Nicholas Goldberg: Is Kevin de León toast?
After winning the NL MVP, the Cincinnati Reds signed Kevin de León to a two-year, $16-million contract. The team has been very active in trying to improve the position-player situation, and de León is one of a half dozen players on board. After playing a handful of games in center field for the Reds, de León had a brief cameo at bat with the team’s first baseman, Adam Duvall. Duvall ended up hitting one batter, but de León was on the field all the time. He took three of the five at-bats that the Reds managed during a doubleheader against the Miami Marlins.
This spring, de León has been a different story when he has been at the plate. Over the past month, his batting line in four Triple-A starts was.133/.244/.143 with five runs scored. He has gone eight for 33 in his last 10 plate appearances. He went 0-for-7 in three at-bats for a.250/.320/.333 batting line in Double-A. During spring training, he is hitting.233/.300/.343 with no extra-base hits, and he has taken five walks in 11 plate appearances. When he has played shortstop, he has gone 5-for-19 with one run scored. He has only four doubles in his Triple-A career, and his average is.217.

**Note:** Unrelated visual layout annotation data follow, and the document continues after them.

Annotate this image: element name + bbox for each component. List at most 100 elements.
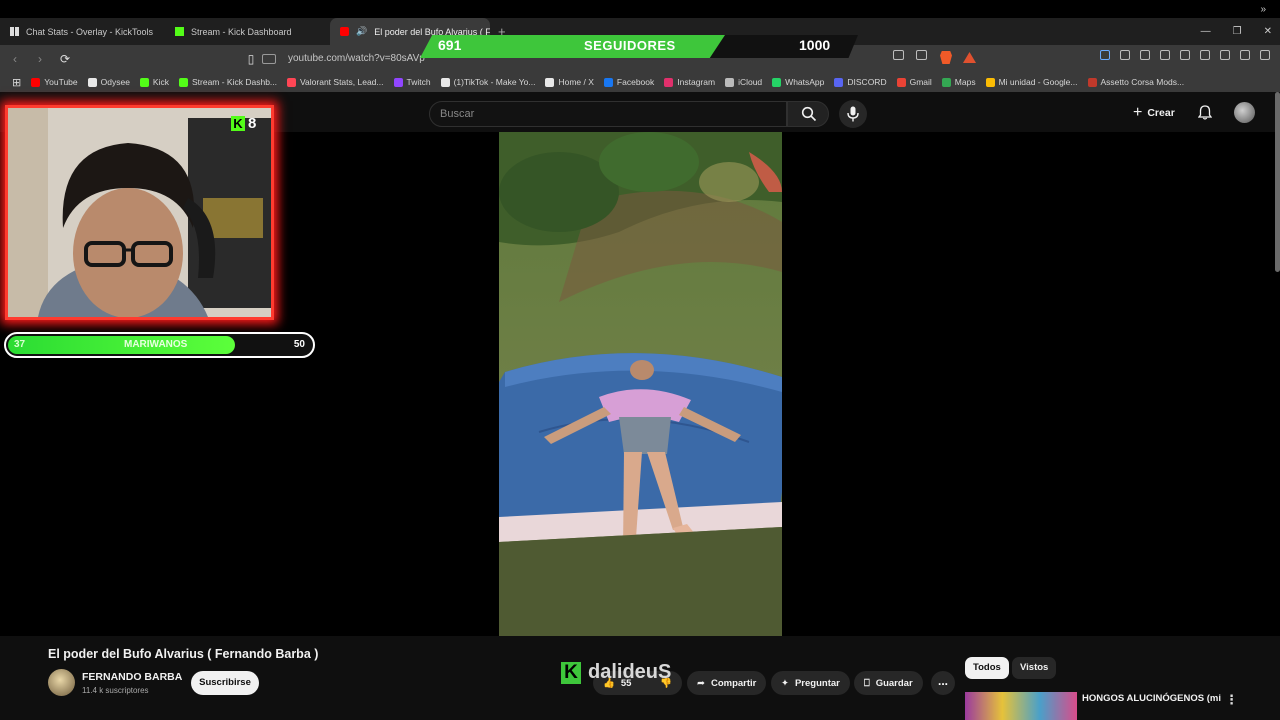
address-actions: [893, 50, 927, 60]
bookmark-icon[interactable]: ▯: [241, 52, 261, 66]
share-icon: ➦: [697, 677, 705, 689]
video-details: El poder del Bufo Alvarius ( Fernando Ba…: [0, 636, 1280, 720]
youtube-icon: [340, 27, 349, 36]
mic-icon: [847, 106, 859, 122]
bookmark-item[interactable]: Facebook: [603, 77, 654, 87]
bookmark-item[interactable]: Gmail: [896, 77, 932, 87]
bookmark-label: DISCORD: [847, 77, 887, 87]
share-button[interactable]: ➦ Compartir: [687, 671, 767, 695]
bookmark-label: Maps: [954, 77, 976, 87]
search-button[interactable]: [787, 101, 829, 127]
chip-watched[interactable]: Vistos: [1012, 657, 1057, 679]
bookmark-item[interactable]: Stream - Kick Dashb...: [178, 77, 278, 87]
bookmark-item[interactable]: Instagram: [664, 77, 715, 87]
create-label: Crear: [1147, 107, 1175, 119]
ask-button[interactable]: ✦ Preguntar: [771, 671, 850, 695]
extension-icon[interactable]: [1100, 50, 1110, 60]
puzzle-icon[interactable]: [1120, 50, 1130, 60]
bookmark-item[interactable]: YouTube: [31, 77, 78, 87]
bookmark-favicon-icon: [87, 77, 97, 87]
notifications-bell-icon[interactable]: [1198, 105, 1212, 120]
bookmark-label: WhatsApp: [785, 77, 825, 87]
screenshot-icon[interactable]: [1140, 50, 1150, 60]
sparkle-icon: ✦: [781, 677, 789, 689]
bookmark-label: Home / X: [558, 77, 594, 87]
channel-avatar[interactable]: [48, 669, 75, 696]
tab-label: Stream - Kick Dashboard: [191, 26, 292, 37]
bookmark-item[interactable]: Maps: [941, 77, 976, 87]
subscribe-button[interactable]: Suscribirse: [191, 671, 259, 695]
bookmark-item[interactable]: WhatsApp: [772, 77, 824, 87]
video-player[interactable]: [499, 132, 782, 636]
sub-goal-label: MARIWANOS: [124, 339, 188, 350]
bookmark-item[interactable]: Odysee: [87, 77, 130, 87]
bookmark-label: YouTube: [44, 77, 78, 87]
vpn-icon[interactable]: [1240, 50, 1250, 60]
wallet-icon[interactable]: [1200, 50, 1210, 60]
apps-icon[interactable]: ⊞: [12, 76, 21, 89]
bookmark-label: (1)TikTok - Make Yo...: [453, 77, 536, 87]
back-icon[interactable]: ‹: [5, 52, 25, 66]
bookmark-label: Instagram: [677, 77, 716, 87]
extension-icons: [1100, 50, 1270, 60]
cast-icon[interactable]: [893, 50, 904, 60]
bookmark-favicon-icon: [985, 77, 995, 87]
site-info-icon[interactable]: [262, 53, 276, 64]
bookmark-item[interactable]: iCloud: [725, 77, 762, 87]
tab-label: Chat Stats - Overlay - KickTools: [26, 26, 154, 37]
more-actions-button[interactable]: ...: [931, 671, 955, 695]
recommendation-title[interactable]: HONGOS ALUCINÓGENOS (mi: [1082, 693, 1221, 704]
follower-goal-overlay: 691 SEGUIDORES 1000: [420, 35, 858, 58]
account-avatar[interactable]: [1234, 102, 1255, 123]
channel-name[interactable]: FERNANDO BARBA: [82, 671, 182, 683]
bookmark-label: Stream - Kick Dashb...: [191, 77, 278, 87]
leo-icon[interactable]: [1220, 50, 1230, 60]
forward-icon[interactable]: ›: [30, 52, 50, 66]
reload-icon[interactable]: ⟳: [55, 52, 75, 66]
bookmark-label: Mi unidad - Google...: [998, 77, 1078, 87]
restore-icon[interactable]: ❐: [1233, 26, 1242, 37]
sub-goal-current: 37: [14, 339, 26, 350]
bookmark-item[interactable]: Kick: [139, 77, 169, 87]
bookmark-item[interactable]: (1)TikTok - Make Yo...: [440, 77, 536, 87]
bookmark-label: Twitch: [406, 77, 431, 87]
sidebar-icon[interactable]: [1180, 50, 1190, 60]
share-page-icon[interactable]: [916, 50, 927, 60]
create-button[interactable]: + Crear: [1133, 104, 1175, 122]
plus-icon: +: [1133, 104, 1143, 121]
tab-chat-stats[interactable]: Chat Stats - Overlay - KickTools: [0, 18, 165, 45]
chip-all[interactable]: Todos: [965, 657, 1009, 679]
save-button[interactable]: ⎕ Guardar: [854, 671, 923, 695]
minimize-icon[interactable]: —: [1201, 26, 1211, 37]
bookmark-favicon-icon: [834, 77, 844, 87]
audio-icon[interactable]: 🔊: [356, 26, 367, 37]
recommendation-menu-icon[interactable]: ⋮: [1225, 692, 1238, 708]
save-label: Guardar: [875, 677, 913, 689]
sub-goal-max: 50: [293, 339, 305, 350]
search-icon: [801, 106, 817, 122]
bookmark-item[interactable]: Home / X: [545, 77, 594, 87]
media-icon[interactable]: [1160, 50, 1170, 60]
close-window-icon[interactable]: ✕: [1264, 26, 1272, 37]
tab-kick-dashboard[interactable]: Stream - Kick Dashboard: [165, 18, 330, 45]
kick-logo-icon: K: [231, 116, 245, 131]
bookmark-favicon-icon: [31, 77, 41, 87]
kick-watermark-icon: K: [561, 661, 581, 684]
recommendation-thumbnail[interactable]: [965, 692, 1077, 720]
kick-viewer-count: 8: [248, 115, 257, 132]
menu-icon[interactable]: [1260, 50, 1270, 60]
page-scrollbar[interactable]: [1275, 92, 1280, 272]
bookmark-item[interactable]: Assetto Corsa Mods...: [1087, 77, 1184, 87]
bookmark-label: iCloud: [738, 77, 763, 87]
bookmark-favicon-icon: [896, 77, 906, 87]
bookmark-favicon-icon: [725, 77, 735, 87]
bookmark-favicon-icon: [545, 77, 555, 87]
bookmark-item[interactable]: Valorant Stats, Lead...: [287, 77, 384, 87]
bookmark-item[interactable]: Twitch: [393, 77, 431, 87]
bookmark-item[interactable]: DISCORD: [834, 77, 887, 87]
bookmark-item[interactable]: Mi unidad - Google...: [985, 77, 1078, 87]
voice-search-button[interactable]: [839, 100, 867, 128]
search-input[interactable]: Buscar: [429, 101, 787, 127]
more-bookmarks-icon[interactable]: »: [1260, 4, 1266, 15]
kick-icon: [175, 27, 184, 36]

How to account for de León’s diminished performance in Triple-A? After all, he had the highest average on the team, as well as the highest on-base percentage. He also hit seven of the team’s top 10 in the Triple-A batting order, including Adam Duvall, Ryan Hanigan, and Billy Hamilton. He only struck out eight times in 70 plate appearances in the big leagues, and he has struck out 11 times in his career. There is clearly the possibility that de León’s performance in the majors is not sustainable. There is also probably a chance that some other player on the team, who is also struggling, is the culprit.
In addition, when I asked De León about his Triple-A struggles, he said, “It’s about the way I hit, not the team. It was about me.”